IP lawyers benefit from strong writing, speaking and interpersonal skills; strong negotiating skills; and a substantive understanding of both business and technology. During law school, students who wish to become IP lawyers can gain valuable experience as judicial clerks, as externs and part-time clerks at IP law firms, as research assistants to their IP professors, and as students in the Patent Clinic or the Entrepreneurial Law Clinic.
Students with science backgrounds also may work as patent agents at small or large law firms. At Chicago-Kent, students also can compete on interscholastic moot court teams and edit the student-run Chicago-Kent Journal of Intellectual Property.
Chicago-Kent offers a J.D. Certificate in Intellectual Property Law requiring concentrated IP course work culminating in a practical "Capstone Experience" in which students apply their knowledge to a problem-solving simulation or an actual case.
>> Learn about the certificate program curriculum and requirements.
Related: Chicago-Kent also offers an LL.M. in International Intellectual Property Law and is home to IIT's Master of Intellectual Property Management and Markets program, which offers both on-campus and online degree options.
>> Visit the J.D. Certificate Program in International and Comparative Law faculty page to learn about Chicago-Kent faculty who teach courses relating to these areas of law.
Academic Centers and Institutes
The Center for Empirical Studies of Intellectual Property promotes the application of quantitative and qualitative social science methods to studying important questions about innovation and creativity.
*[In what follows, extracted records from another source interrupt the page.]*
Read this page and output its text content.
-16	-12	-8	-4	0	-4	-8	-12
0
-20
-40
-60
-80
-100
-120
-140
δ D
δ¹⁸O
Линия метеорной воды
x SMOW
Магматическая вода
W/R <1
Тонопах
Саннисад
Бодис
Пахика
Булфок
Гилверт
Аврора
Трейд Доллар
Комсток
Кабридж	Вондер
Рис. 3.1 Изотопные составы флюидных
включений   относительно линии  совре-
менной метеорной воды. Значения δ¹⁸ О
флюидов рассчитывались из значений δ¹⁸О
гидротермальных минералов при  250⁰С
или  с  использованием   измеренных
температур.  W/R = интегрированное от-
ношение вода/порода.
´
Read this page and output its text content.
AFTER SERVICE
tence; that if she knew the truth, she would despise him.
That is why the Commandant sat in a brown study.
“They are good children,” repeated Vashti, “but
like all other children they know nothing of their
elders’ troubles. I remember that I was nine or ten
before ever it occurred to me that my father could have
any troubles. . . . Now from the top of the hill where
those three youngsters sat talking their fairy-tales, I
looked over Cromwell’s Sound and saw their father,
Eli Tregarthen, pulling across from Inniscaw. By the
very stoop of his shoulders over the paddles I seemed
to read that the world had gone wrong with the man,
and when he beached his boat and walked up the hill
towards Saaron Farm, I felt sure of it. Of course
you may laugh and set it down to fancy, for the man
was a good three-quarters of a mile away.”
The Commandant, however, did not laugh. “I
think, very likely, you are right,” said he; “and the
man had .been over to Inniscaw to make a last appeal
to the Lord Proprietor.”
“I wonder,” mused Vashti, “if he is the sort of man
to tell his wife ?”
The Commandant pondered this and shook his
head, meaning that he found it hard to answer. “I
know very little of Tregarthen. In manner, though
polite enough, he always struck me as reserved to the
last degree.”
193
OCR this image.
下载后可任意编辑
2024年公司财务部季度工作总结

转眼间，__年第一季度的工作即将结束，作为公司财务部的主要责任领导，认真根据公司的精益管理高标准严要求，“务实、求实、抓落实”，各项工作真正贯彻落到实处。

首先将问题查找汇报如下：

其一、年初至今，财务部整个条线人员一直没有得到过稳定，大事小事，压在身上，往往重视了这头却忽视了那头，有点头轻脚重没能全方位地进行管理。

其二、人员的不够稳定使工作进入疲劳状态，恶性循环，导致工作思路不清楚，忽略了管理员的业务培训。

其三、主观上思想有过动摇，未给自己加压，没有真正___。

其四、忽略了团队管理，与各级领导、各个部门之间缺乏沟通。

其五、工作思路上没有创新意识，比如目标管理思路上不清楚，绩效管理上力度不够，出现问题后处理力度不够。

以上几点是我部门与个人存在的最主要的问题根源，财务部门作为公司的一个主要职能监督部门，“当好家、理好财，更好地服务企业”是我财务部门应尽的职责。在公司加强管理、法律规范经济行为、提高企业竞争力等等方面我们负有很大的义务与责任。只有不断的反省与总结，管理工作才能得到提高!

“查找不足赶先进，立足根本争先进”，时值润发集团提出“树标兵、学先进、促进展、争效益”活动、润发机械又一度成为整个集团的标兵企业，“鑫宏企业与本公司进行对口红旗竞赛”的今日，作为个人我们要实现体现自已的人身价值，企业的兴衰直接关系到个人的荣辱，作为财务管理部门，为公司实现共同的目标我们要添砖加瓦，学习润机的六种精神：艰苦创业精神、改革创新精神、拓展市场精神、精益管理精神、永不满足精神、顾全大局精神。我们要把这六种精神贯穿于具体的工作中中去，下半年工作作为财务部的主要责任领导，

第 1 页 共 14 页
It is the first academic center of its kind at an American law school.
The Intellectual Property Law Society coordinates closely with Chicago-Kent's IP program and with local IP practitioners to provide its members with a practical perspective on the practice of IP law.
The Chicago-Kent Journal of Intellectual Property presents articles that analyze the fundamental issues affecting intellectual property rights; the changing climate of different areas of intellectual property, especially related to advances in technology; and issues surrounding recent judicial opinions and how they may affect the future of IP rights.
The Art and Cultural Property Law Society promotes the study of art, museum, and cultural heritage law and prepares students for practice in these fields by organizing networking, speaking, and informational events with practicing attorneys and other professionals; providing informational resources to students; and enhancing the student experience by encouraging creative expression and making art more accessible to the law school community.
Related Organizations and Programs
Chicago-Kent is a co-sponsor of the Chicago Intellectual Property Colloquium, a series of presentations by IP scholars from around the country about their works in progress. Students may apply to participate in the discussions as Colloquium Fellows.